We deceive ourselves if we think Ken's opposition to the war will win votes against Gordon Brown. But it will compound the challenge of establishing that we are consistent in the face of adversity.

Selsdon Man

Simon, I have much sympathy with your views and share your reservations about Ken. His speech, however,demonstrated a strong and detailed grasp of the subject.

The next election will be decided on the economy, public services and, possibly and significantly for Ken, the EU.

Selsdon Man

Mr Editor, as a fellow Christian, I am delighted that you do not support extraordinary rendition.
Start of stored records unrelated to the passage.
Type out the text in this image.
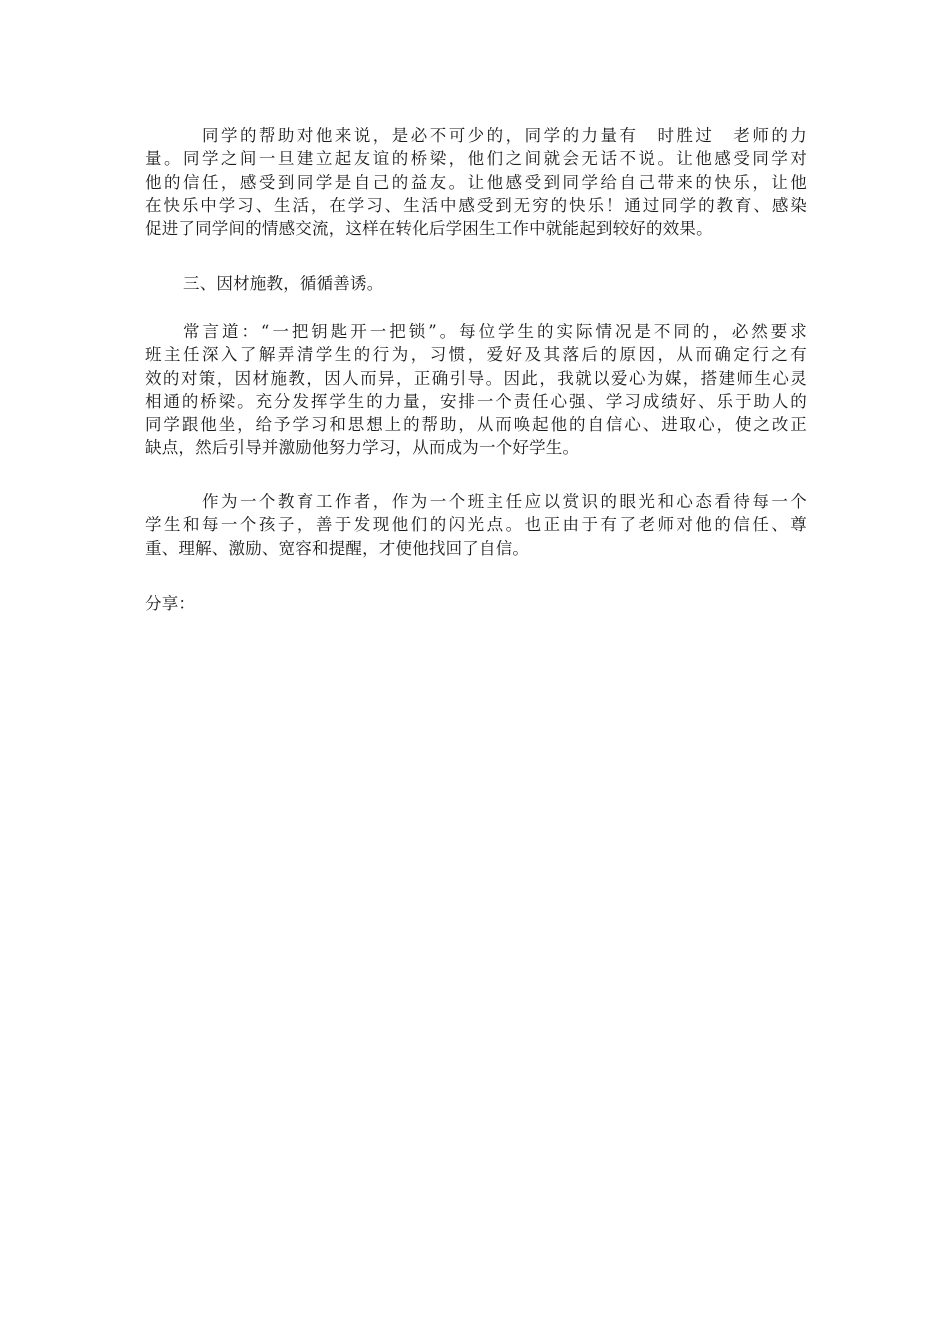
同学的帮助对他来说，是必不可少的，同学的力量有　时胜过　老师的力
量。同学之间一旦建立起友谊的桥梁，他们之间就会无话不说。让他感受同学对
他的信任，感受到同学是自己的益友。让他感受到同学给自己带来的快乐，让他
在快乐中学习、生活，在学习、生活中感受到无穷的快乐！通过同学的教育、感染
促进了同学间的情感交流，这样在转化后学困生工作中就能起到较好的效果。
三、因材施教，循循善诱。
常言道：“一把钥匙开一把锁”。每位学生的实际情况是不同的，必然要求
班主任深入了解弄清学生的行为，习惯，爱好及其落后的原因，从而确定行之有
效的对策，因材施教，因人而异，正确引导。因此，我就以爱心为媒，搭建师生心灵
相通的桥梁。充分发挥学生的力量，安排一个责任心强、学习成绩好、乐于助人的
同学跟他坐，给予学习和思想上的帮助，从而唤起他的自信心、进取心，使之改正
缺点，然后引导并激励他努力学习，从而成为一个好学生。
作为一个教育工作者，作为一个班主任应以赏识的眼光和心态看待每一个
学生和每一个孩子，善于发现他们的闪光点。也正由于有了老师对他的信任、尊
重、理解、激励、宽容和提醒，才使他找回了自信。
分享：
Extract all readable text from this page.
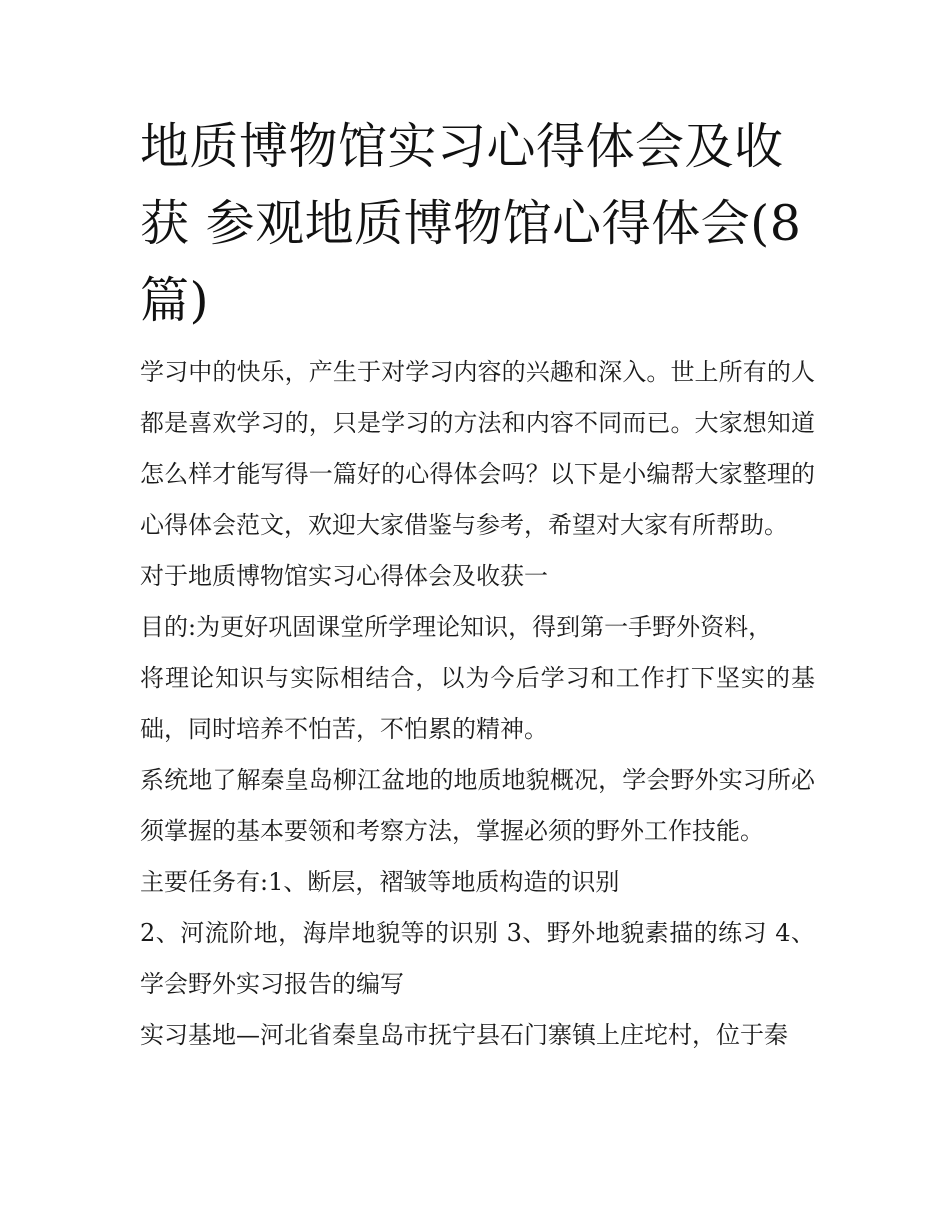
地质博物馆实习心得体会及收获 参观地质博物馆心得体会(8篇)

学习中的快乐，产生于对学习内容的兴趣和深入。世上所有的人都是喜欢学习的，只是学习的方法和内容不同而已。大家想知道怎么样才能写得一篇好的心得体会吗？以下是小编帮大家整理的心得体会范文，欢迎大家借鉴与参考，希望对大家有所帮助。

对于地质博物馆实习心得体会及收获一

目的:为更好巩固课堂所学理论知识，得到第一手野外资料，

将理论知识与实际相结合，以为今后学习和工作打下坚实的基础，同时培养不怕苦，不怕累的精神。

系统地了解秦皇岛柳江盆地的地质地貌概况，学会野外实习所必须掌握的基本要领和考察方法，掌握必须的野外工作技能。

主要任务有:1、断层，褶皱等地质构造的识别

2、河流阶地，海岸地貌等的识别 3、野外地貌素描的练习 4、学会野外实习报告的编写

实习基地—河北省秦皇岛市抚宁县石门寨镇上庄坨村，位于秦
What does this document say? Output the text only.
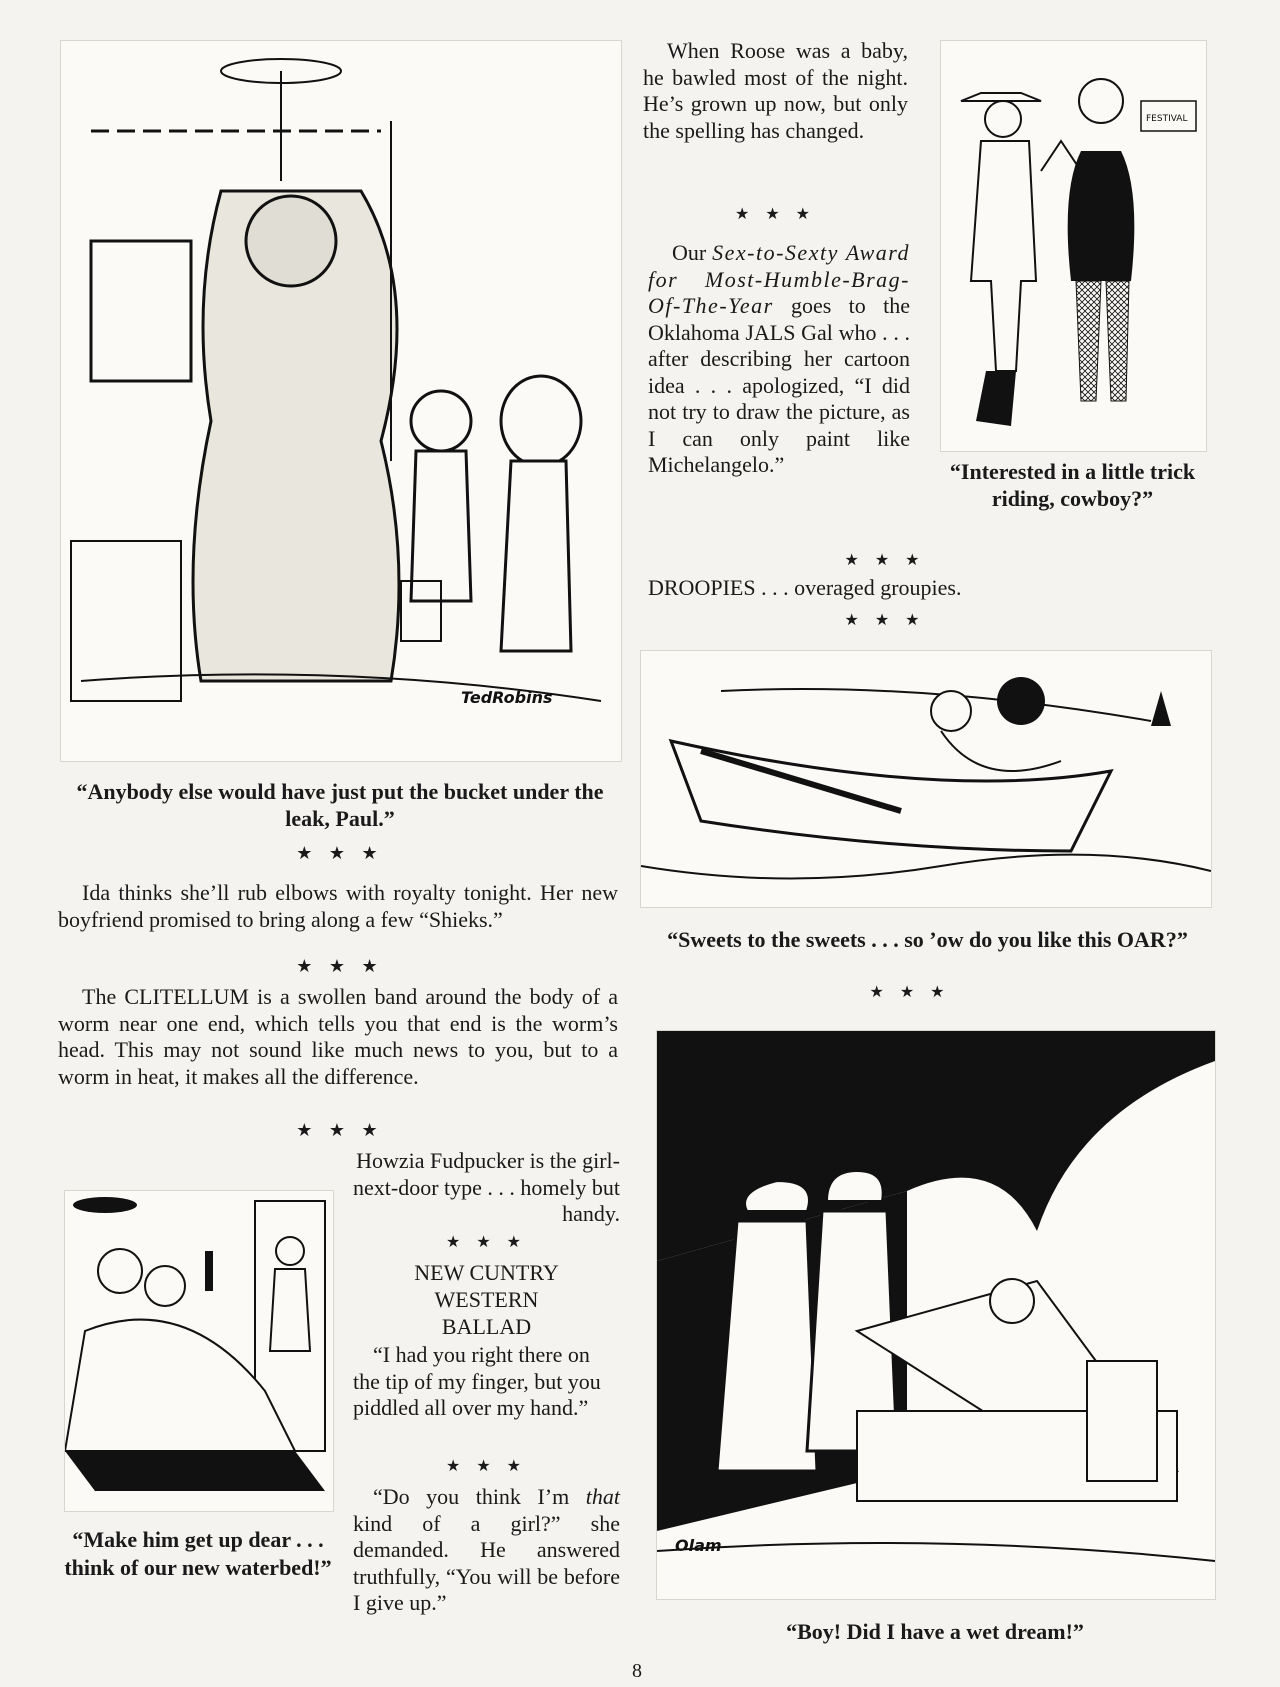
TedRobins
“Anybody else would have just put the bucket under the leak, Paul.”
★ ★ ★
Ida thinks she’ll rub elbows with royalty tonight. Her new boyfriend promised to bring along a few “Shieks.”
★ ★ ★
The CLITELLUM is a swollen band around the body of a worm near one end, which tells you that end is the worm’s head. This may not sound like much news to you, but to a worm in heat, it makes all the difference.
★ ★ ★
“Make him get up dear . . . think of our new waterbed!”
Howzia Fudpucker is the girl-next-door type . . . homely but handy.
★ ★ ★
NEW CUNTRY
WESTERN
BALLAD
“I had you right there on the tip of my finger, but you piddled all over my hand.”
★ ★ ★
“Do you think I’m that kind of a girl?” she demanded. He answered truthfully, “You will be before I give up.”
When Roose was a baby, he bawled most of the night. He’s grown up now, but only the spelling has changed.
★ ★ ★
Our Sex-to-Sexty Award for Most-Humble-Brag-Of-The-Year goes to the Oklahoma JALS Gal who . . . after describing her cartoon idea . . . apologized, “I did not try to draw the picture, as I can only paint like Michelangelo.”
FESTIVAL
“Interested in a little trick riding, cowboy?”
★ ★ ★
DROOPIES . . . overaged groupies.
★ ★ ★
“Sweets to the sweets . . . so ’ow do you like this OAR?”
★ ★ ★
Olam
“Boy! Did I have a wet dream!”
8
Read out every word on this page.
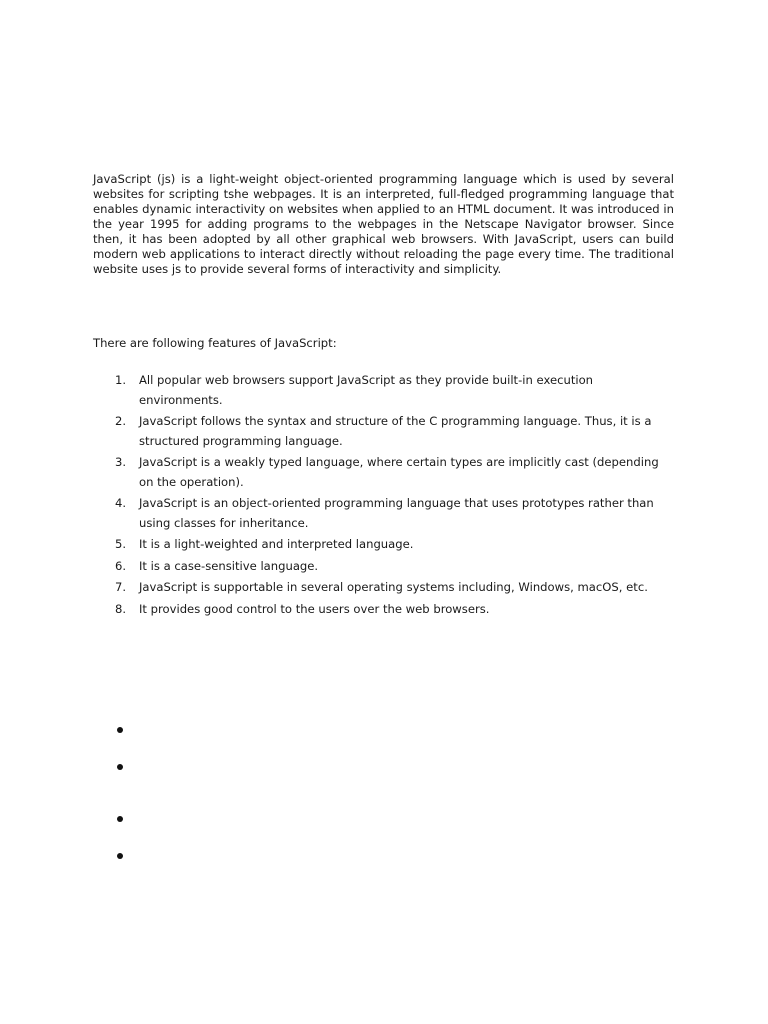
JavaScript (js) is a light-weight object-oriented programming language which is used by several websites for scripting tshe webpages. It is an interpreted, full-fledged programming language that enables dynamic interactivity on websites when applied to an HTML document. It was introduced in the year 1995 for adding programs to the webpages in the Netscape Navigator browser. Since then, it has been adopted by all other graphical web browsers. With JavaScript, users can build modern web applications to interact directly without reloading the page every time. The traditional website uses js to provide several forms of interactivity and simplicity.

There are following features of JavaScript:

1. All popular web browsers support JavaScript as they provide built-in execution environments.
2. JavaScript follows the syntax and structure of the C programming language. Thus, it is a structured programming language.
3. JavaScript is a weakly typed language, where certain types are implicitly cast (depending on the operation).
4. JavaScript is an object-oriented programming language that uses prototypes rather than using classes for inheritance.
5. It is a light-weighted and interpreted language.
6. It is a case-sensitive language.
7. JavaScript is supportable in several operating systems including, Windows, macOS, etc.
8. It provides good control to the users over the web browsers.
Reports suggest that significant material in the dodgy dossier was obtained from those subjected to extraordinary rendition.

Extraordinary rendition must be considered together with the practices at Guantanamo Bay and`Abu Graib. There appears to be a culture of torture surrounding those gathering intelligence from those suspected to be terrorists or extremists.

And this is to promote democracy and human rights in the Middle East?

"before I get co-opted into the Davis camp"

Not the Davis camp, Anthony, the anyone but Clarke camp!

Selsdon Man

It is possible for the Conservative Party to be anti-war (but not immediate withdrawal)now.

We now know that the evidence was false or even obtained by torture and that there was no post-war plan of any substance.

It is quite reasonable for those who originally supported the war (I did not) to admit that they were duped and that the US has behaved abominably.

The comments to this entry are closed.